Oranienburg — “Es wird ohne Anruf geschossen!” Vor 60 Jahren hatte Johann
Hansl, heute 78 Jahre alt, mit dem Maschinengewehr auf den Wachtürmen des
Oranienburger Nazi-KZ-Dreiecks Häftlinge im Visier. Doch erst jetzt hat ihn
seine Vergangenheit eingeholt. Das Office of Special Investigation (OSI) im
amerikanischen Justizministerium hat den gebürtigen Kroaten am 24. Juli
festgesetzt und wird ihm wohl die US-Staatsbürgerschaft aberkennen, die er
sich nach Ermittlungen des OSI-Chefs Eli M. Rosenbaum 1955 erschlichen hat.
Seit 1979 sucht ein OSI-Kommando nach Naziverbrechern, die sich in den USA
festgesetzt haben. Und man ist fündig geworden. 170 Verdächtige gerieten
bisher ins Visier der Fahnder. 71 von ihnen wurden als Nazis enttarnt und 57
von ihnen ausgewiesen. Die Liste reicht von Michael Negele (81), der
Waffen-SS-Mann in Sachsenhausen war und sich 1955 in St. Louis die
US-Staatsbürgerschaft erschlich, bis hin zum SS-Rottenführer Jakob Miling
(78), der in Sachsenhausen und Groß-Rosen (Polen) KZ-Aufseher war. Er wurde
1972 in Cleveland US-Staatsbürger.
John (früher Johann) Hansl ist der jüngste Fall. Der seit 40 Jahren in Des
Moines (Iowa) lebende Mann hatte 1955 bei seiner Einreise aus Salzburg in
die USA seine SS-Laufbahn verschwiegen und nur die Zugehörigkeit zur
Wehrmacht angegeben. Horst Seferens, Stiftungssprecher in Oranienburg,
bestätigt die OSI-Ermittlungen: “Wir haben die Stammkarte von Hansl
gefunden. Daraus geht hervor, dass er im Februar 1943 als Deutschstämmiger
aus Kroatien zur Waffen-SS (Totenkopf) nach Oranienburg kam. Er gehörte bis
Oktober 1943 zur Wachmannschaft.” Danach sei er zum KZ Trawnicki in Polen
versetzt worden. Zum Kriegsende geriet er als Angehöriger einer SS-Einheit
an der Westfront in französische Gefangenschaft.

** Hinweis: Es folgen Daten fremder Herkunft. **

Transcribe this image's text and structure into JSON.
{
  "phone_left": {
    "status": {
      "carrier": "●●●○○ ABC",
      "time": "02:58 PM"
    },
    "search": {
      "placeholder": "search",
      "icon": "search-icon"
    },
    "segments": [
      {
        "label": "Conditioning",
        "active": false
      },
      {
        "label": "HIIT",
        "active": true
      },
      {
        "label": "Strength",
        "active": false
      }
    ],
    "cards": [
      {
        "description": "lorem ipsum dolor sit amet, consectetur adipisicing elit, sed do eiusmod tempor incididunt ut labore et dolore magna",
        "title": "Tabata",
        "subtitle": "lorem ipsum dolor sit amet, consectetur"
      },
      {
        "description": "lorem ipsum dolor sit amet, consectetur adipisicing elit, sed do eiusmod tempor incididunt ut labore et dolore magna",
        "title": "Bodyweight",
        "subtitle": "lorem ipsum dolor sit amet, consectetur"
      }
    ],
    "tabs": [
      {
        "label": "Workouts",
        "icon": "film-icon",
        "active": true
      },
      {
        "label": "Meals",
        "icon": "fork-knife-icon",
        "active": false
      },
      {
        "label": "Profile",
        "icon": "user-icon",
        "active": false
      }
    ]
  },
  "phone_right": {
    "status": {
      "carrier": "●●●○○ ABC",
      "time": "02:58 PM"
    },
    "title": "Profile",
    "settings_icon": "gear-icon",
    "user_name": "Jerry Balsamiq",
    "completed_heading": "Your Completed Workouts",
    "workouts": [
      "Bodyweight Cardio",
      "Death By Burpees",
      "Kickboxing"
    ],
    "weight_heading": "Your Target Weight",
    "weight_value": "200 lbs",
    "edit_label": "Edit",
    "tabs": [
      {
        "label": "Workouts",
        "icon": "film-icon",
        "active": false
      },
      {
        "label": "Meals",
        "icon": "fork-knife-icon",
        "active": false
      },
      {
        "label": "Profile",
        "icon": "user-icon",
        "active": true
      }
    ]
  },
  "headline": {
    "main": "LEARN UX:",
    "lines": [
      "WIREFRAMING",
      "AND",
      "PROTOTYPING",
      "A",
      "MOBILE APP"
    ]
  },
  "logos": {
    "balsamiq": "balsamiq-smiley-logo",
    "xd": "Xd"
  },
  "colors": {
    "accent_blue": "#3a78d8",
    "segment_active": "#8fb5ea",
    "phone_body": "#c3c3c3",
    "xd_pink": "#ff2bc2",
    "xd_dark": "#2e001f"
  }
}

Hansls amerikanischer Anwalt Jim Benzoni sieht dessen Rolle indes als
“Bewacher am Lagerzaun und kleines Licht”. Auf die Frage, ob sein Klient je
von der Waffe Gebrauch gemacht habe, folgte die Antwort, dass das ja sein
Job bei der SS gewesen sei. Die Staatsbürgerschaft werde man ihm aberkennen
können. Doch bei der Absicht, John Hansl aus den USA abzuschieben, werde es
schon prekär.
Bei der Stiftung Brandenburgische Gedenkstätten wird Hansl eindeutig
eingeordnet: Er sei militärisch und ideologisch in einem SS-Totenkopfverband
ausgebildet worden. In den Lagern, die er bewachte, wurden Häftlinge durch
Arbeit, Folter und Erschießen getötet. Habe sich ein Häftling am
elektrischen Absperrzaun bewegt, sei ohne Warnung geschossen worden.